As an administrator of a language school that has a required teaching methodology (a version of the direct method), I have often felt frustrated and constrained by the method’s “ten principles” (which the school has enshrined as its guiding light) and what many teachers and I consider to be inflexibility in this approach to language instruction. This is why I strongly support Nicholson and Adams’ (2003) assertion that “it is every teacher’s prerogative to take an independent view as long as it emerges from ‘informed teaching and critical appraisal'” (citing Kumaravadivelu 1994).

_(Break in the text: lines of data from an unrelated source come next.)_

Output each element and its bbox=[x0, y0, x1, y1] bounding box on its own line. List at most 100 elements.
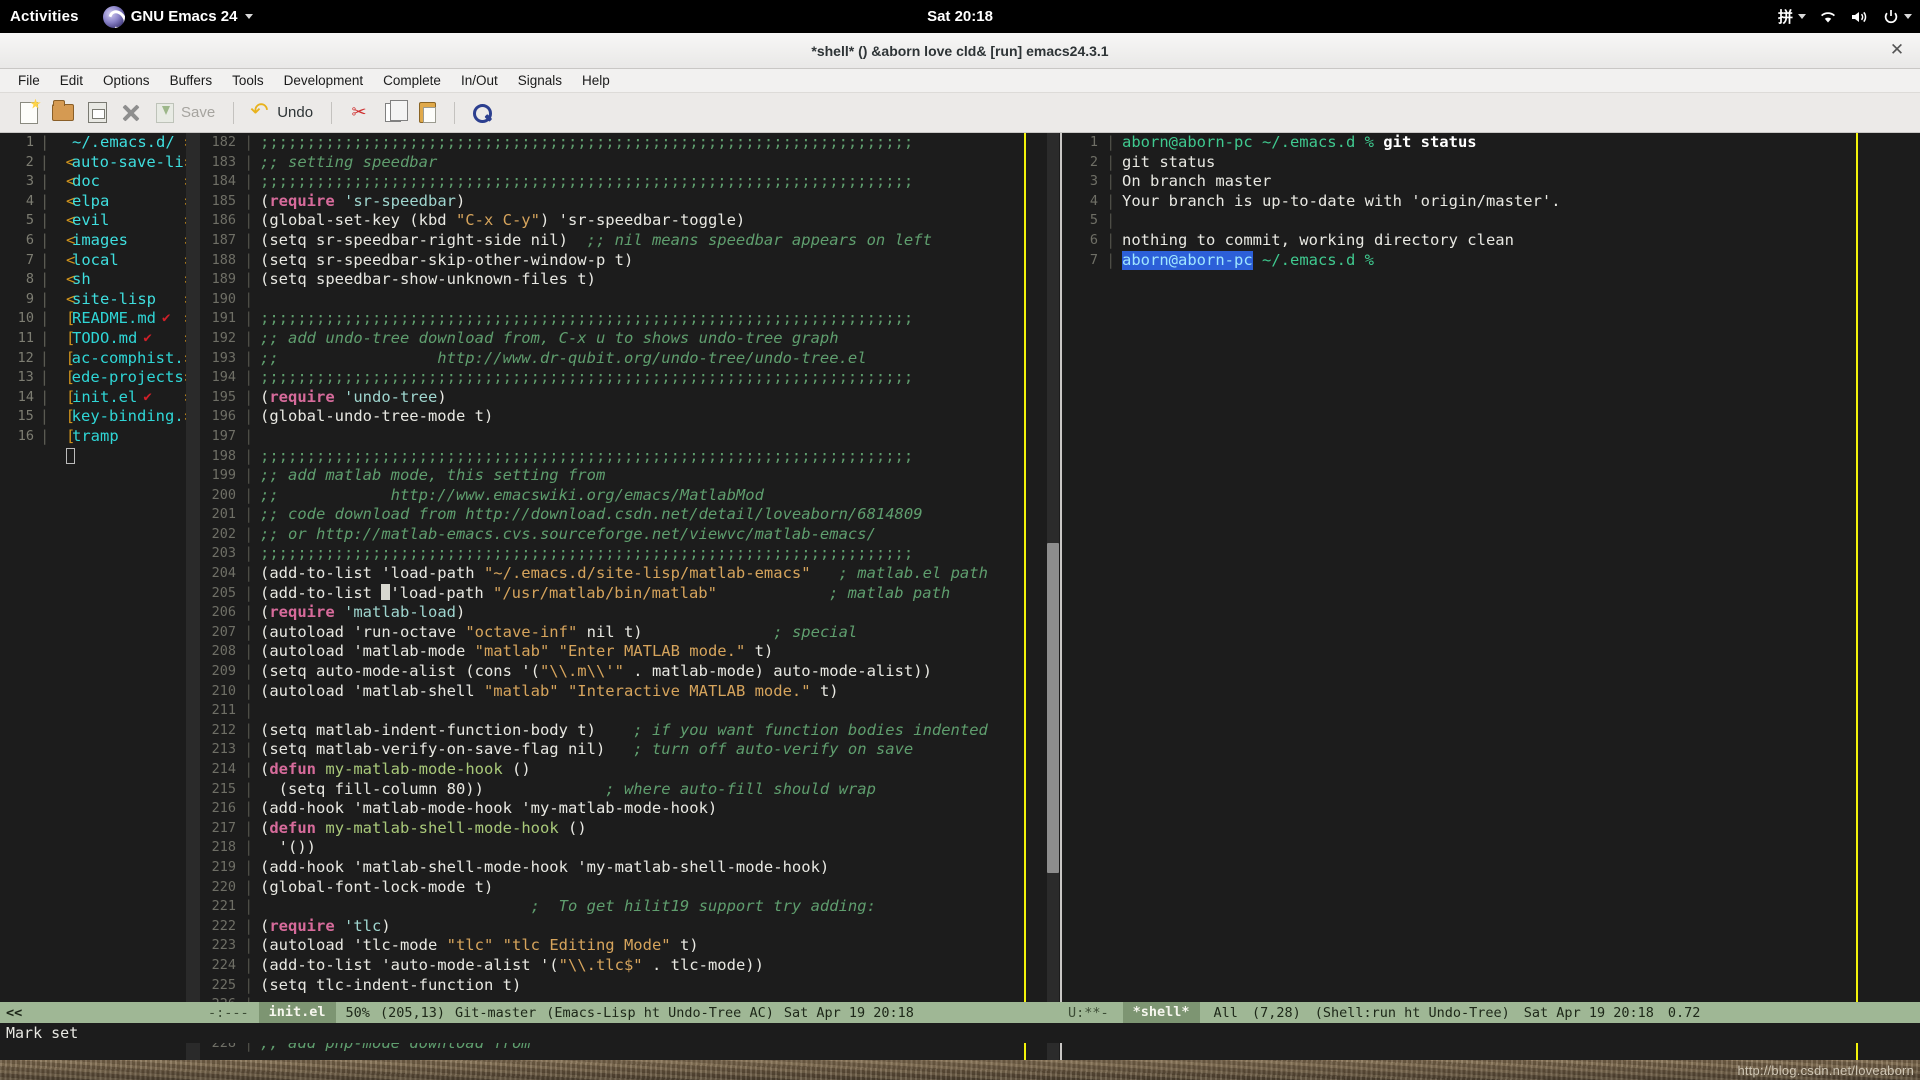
code-line[interactable]: 198 |;;;;;;;;;;;;;;;;;;;;;;;;;;;;;;;;;;;;… bbox=[200, 447, 1060, 467]
app-menu-emacs[interactable]: GNU Emacs 24 bbox=[93, 5, 264, 28]
file-bracket-icon[interactable]: [ bbox=[54, 368, 75, 388]
speedbar-item[interactable]: 12|[ac-comphist.» bbox=[0, 349, 199, 369]
code-line[interactable]: 208 | (autoload 'matlab-mode "matlab" "Ent… bbox=[200, 642, 1060, 662]
code-editor-pane[interactable]: 182 |;;;;;;;;;;;;;;;;;;;;;;;;;;;;;;;;;;;;… bbox=[200, 133, 1060, 1063]
expand-icon[interactable]: < bbox=[54, 290, 75, 310]
search-button[interactable] bbox=[467, 98, 497, 128]
save-as-button[interactable] bbox=[82, 98, 112, 128]
shell-line[interactable]: 2 | git status bbox=[1062, 153, 1920, 173]
close-buffer-button[interactable] bbox=[116, 98, 146, 128]
speedbar-pane[interactable]: 1|~/.emacs.d/»2|<auto-save-li»3|<doc»4|<… bbox=[0, 133, 200, 1063]
shell-line[interactable]: 6 | nothing to commit, working directory c… bbox=[1062, 231, 1920, 251]
modeline-code[interactable]: -:--- init.el 50% (205,13) Git-master (E… bbox=[200, 1002, 1060, 1023]
menu-item-buffers[interactable]: Buffers bbox=[160, 73, 223, 88]
menu-item-complete[interactable]: Complete bbox=[373, 73, 451, 88]
expand-icon[interactable]: < bbox=[54, 270, 75, 290]
undo-button[interactable]: Undo bbox=[246, 98, 319, 128]
code-line[interactable]: 200 | ;; http://www.emacswiki.org/emacs/Ma… bbox=[200, 486, 1060, 506]
speedbar-item[interactable]: 8|<sh» bbox=[0, 270, 199, 290]
speedbar-item[interactable]: 5|<evil» bbox=[0, 211, 199, 231]
expand-icon[interactable]: < bbox=[54, 231, 75, 251]
scrollbar-thumb[interactable] bbox=[1047, 543, 1059, 873]
save-button[interactable]: Save bbox=[150, 98, 221, 128]
code-line[interactable]: 220 | (global-font-lock-mode t) bbox=[200, 878, 1060, 898]
code-line[interactable]: 192 | ;; add undo-tree download from, C-x … bbox=[200, 329, 1060, 349]
code-line[interactable]: 214 | (defun my-matlab-mode-hook () bbox=[200, 760, 1060, 780]
shell-line[interactable]: 7 | aborn@aborn-pc ~/.emacs.d % bbox=[1062, 250, 1920, 271]
speedbar-item[interactable]: 7|<local» bbox=[0, 251, 199, 271]
code-line[interactable]: 188 | (setq sr-speedbar-skip-other-window-… bbox=[200, 251, 1060, 271]
panel-clock[interactable]: Sat 20:18 bbox=[0, 8, 1920, 25]
code-line[interactable]: 223 | (autoload 'tlc-mode "tlc" "tlc Editi… bbox=[200, 936, 1060, 956]
code-line[interactable]: 185 | (require 'sr-speedbar) bbox=[200, 192, 1060, 212]
menu-item-tools[interactable]: Tools bbox=[222, 73, 274, 88]
wifi-icon[interactable] bbox=[1819, 10, 1837, 24]
code-line[interactable]: 211 | bbox=[200, 701, 1060, 721]
code-line[interactable]: 224 | (add-to-list 'auto-mode-alist '("\\.… bbox=[200, 956, 1060, 976]
code-line[interactable]: 210 | (autoload 'matlab-shell "matlab" "In… bbox=[200, 682, 1060, 702]
code-line[interactable]: 204 | (add-to-list 'load-path "~/.emacs.d/… bbox=[200, 564, 1060, 584]
code-scrollbar[interactable] bbox=[1047, 133, 1059, 1063]
shell-line[interactable]: 3 | On branch master bbox=[1062, 172, 1920, 192]
speedbar-item[interactable]: 16 |[tramp bbox=[0, 427, 199, 447]
code-line[interactable]: 195 | (require 'undo-tree) bbox=[200, 388, 1060, 408]
menu-item-file[interactable]: File bbox=[8, 73, 50, 88]
code-line[interactable]: 193 | ;; http://www.dr-qubit.org/undo-tree… bbox=[200, 349, 1060, 369]
speedbar-item[interactable]: 13|[ede-projects» bbox=[0, 368, 199, 388]
speedbar-item[interactable]: 11|[TODO.md✔» bbox=[0, 329, 199, 349]
code-line[interactable]: 184 |;;;;;;;;;;;;;;;;;;;;;;;;;;;;;;;;;;;;… bbox=[200, 172, 1060, 192]
speedbar-item[interactable]: 2|<auto-save-li» bbox=[0, 153, 199, 173]
code-line[interactable]: 197 | bbox=[200, 427, 1060, 447]
code-line[interactable]: 215 | (setq fill-column 80)) ; where auto… bbox=[200, 780, 1060, 800]
code-line[interactable]: 219 | (add-hook 'matlab-shell-mode-hook 'm… bbox=[200, 858, 1060, 878]
code-line[interactable]: 201 | ;; code download from http://downloa… bbox=[200, 505, 1060, 525]
code-line[interactable]: 206 | (require 'matlab-load) bbox=[200, 603, 1060, 623]
code-line[interactable]: 202 | ;; or http://matlab-emacs.cvs.source… bbox=[200, 525, 1060, 545]
expand-icon[interactable]: < bbox=[54, 251, 75, 271]
code-line[interactable]: 194 |;;;;;;;;;;;;;;;;;;;;;;;;;;;;;;;;;;;;… bbox=[200, 368, 1060, 388]
shell-pane[interactable]: 1 | aborn@aborn-pc ~/.emacs.d % git status… bbox=[1060, 133, 1920, 1063]
modeline-shell[interactable]: U:**- *shell* All (7,28) (Shell:run ht U… bbox=[1060, 1002, 1920, 1023]
file-bracket-icon[interactable]: [ bbox=[54, 388, 75, 408]
menu-item-development[interactable]: Development bbox=[274, 73, 374, 88]
file-bracket-icon[interactable]: [ bbox=[54, 309, 75, 329]
speedbar-item[interactable]: 9|<site-lisp» bbox=[0, 290, 199, 310]
expand-icon[interactable]: < bbox=[54, 172, 75, 192]
code-line[interactable]: 213 | (setq matlab-verify-on-save-flag nil… bbox=[200, 740, 1060, 760]
code-line[interactable]: 205 | (add-to-list 'load-path "/usr/matlab… bbox=[200, 583, 1060, 604]
menu-item-in-out[interactable]: In/Out bbox=[451, 73, 508, 88]
expand-icon[interactable]: < bbox=[54, 192, 75, 212]
file-bracket-icon[interactable]: [ bbox=[54, 349, 75, 369]
code-line[interactable]: 182 |;;;;;;;;;;;;;;;;;;;;;;;;;;;;;;;;;;;;… bbox=[200, 133, 1060, 153]
code-line[interactable]: 203 |;;;;;;;;;;;;;;;;;;;;;;;;;;;;;;;;;;;;… bbox=[200, 544, 1060, 564]
code-line[interactable]: 217 | (defun my-matlab-shell-mode-hook () bbox=[200, 819, 1060, 839]
code-line[interactable]: 189 | (setq speedbar-show-unknown-files t) bbox=[200, 270, 1060, 290]
paste-button[interactable] bbox=[412, 98, 442, 128]
code-line[interactable]: 190 | bbox=[200, 290, 1060, 310]
speedbar-item[interactable]: 3|<doc» bbox=[0, 172, 199, 192]
expand-icon[interactable]: < bbox=[54, 211, 75, 231]
code-line[interactable]: 186 | (global-set-key (kbd "C-x C-y") 'sr-… bbox=[200, 211, 1060, 231]
file-bracket-icon[interactable]: [ bbox=[54, 427, 75, 447]
cut-button[interactable]: ✂ bbox=[344, 98, 374, 128]
speedbar-item[interactable]: 1|~/.emacs.d/» bbox=[0, 133, 199, 153]
speedbar-item[interactable]: 14|[init.el✔» bbox=[0, 388, 199, 408]
close-icon[interactable]: ✕ bbox=[1888, 42, 1906, 60]
code-line[interactable]: 222 | (require 'tlc) bbox=[200, 917, 1060, 937]
open-file-button[interactable] bbox=[48, 98, 78, 128]
code-line[interactable]: 183 | ;; setting speedbar bbox=[200, 153, 1060, 173]
file-bracket-icon[interactable]: [ bbox=[54, 329, 75, 349]
input-method-indicator[interactable]: 拼 bbox=[1778, 6, 1806, 27]
menu-item-help[interactable]: Help bbox=[572, 73, 620, 88]
power-icon[interactable] bbox=[1883, 9, 1912, 25]
menu-item-edit[interactable]: Edit bbox=[50, 73, 93, 88]
shell-line[interactable]: 1 | aborn@aborn-pc ~/.emacs.d % git status bbox=[1062, 133, 1920, 153]
shell-line[interactable]: 5 | bbox=[1062, 211, 1920, 231]
code-line[interactable]: 225 | (setq tlc-indent-function t) bbox=[200, 976, 1060, 996]
new-file-button[interactable] bbox=[14, 98, 44, 128]
code-line[interactable]: 221 | ; To get hilit19 support try adding… bbox=[200, 897, 1060, 917]
speedbar-item[interactable]: 10|[README.md✔» bbox=[0, 309, 199, 329]
code-line[interactable]: 212 | (setq matlab-indent-function-body t)… bbox=[200, 721, 1060, 741]
speedbar-item[interactable]: 15|[key-binding.» bbox=[0, 407, 199, 427]
code-line[interactable]: 196 | (global-undo-tree-mode t) bbox=[200, 407, 1060, 427]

I believe one way that we can help our students find and enter the “third space” advocated by culturally responsive pedagogical approaches is by adopting a flexible, tolerant and open-minded approach to teaching–by accepting that there is no methodological “magic bullet” that will solve all of our pedagogical problems and by putting that acceptance into practice by refusing to adhere to inflexible teaching “rules” that we suspect may be doing more harm than good (one example that quickly jumps to mind is the aforementioned method’s absolute prohibition against the use of translation in the classroom; “students will eventually figure it out,” we are promised…). As Nicholson and Adams argue, flexibility is an absolute requirement for allowing students to enter the “third space” where they can be comfortable and free to explore language learning in their own way. One way of assuring that we will slam the door to the third space in our students’ faces is to blindly follow methodological rules and principles without any consideration of how those rules and principles may negatively affect our students’ classroom experiences (or even hurt their feelings, in some cases), especially when they strip all true agency away from the learner. I have seen too many teachers adhere to the letter of the law, as it were–carefully following all of the prescribed methodological steps, lesson plans and learning activities, doing exactly what they have been trained to do–even when students were reacting negatively (or just not reacting at all), and then wondering with a discouraged perplexity what could have possibly gone wrong.
While these sorts of inflexible methodologies might have been, in their day, an improvement on earlier, even less flexible methods (like the old audio-lingual method, which I suffered through during three years of high school French), I still yearn for that day when the “post-method condition” advocated by Nicholson, Adams and Kumaravadivelu reaches the hinterlands of language schools that tenaciously adhere to a methodology whose expiration date has long since passed. So, what I believe that teachers can best do to help students find their own “third space,” at least in teaching contexts like mine in which we labor with methodological millstones around our necks, is to fight a guerilla war against those methods (at least the ones with capital M’s in their name) in the classroom. We must have the courage to do what we believe is right (such as allowing students to learn in the way that best suits them, granting them the freedom to refuse to participate in activities they find troublesome, having the sensibility not to force grown adults to run around the classroom pointing at pictures of count nouns that rhyme with “joy”), even if it violates two or three of those enshrined methodological principles that we’ve been so carefully taught (or indoctrinated?) to uphold.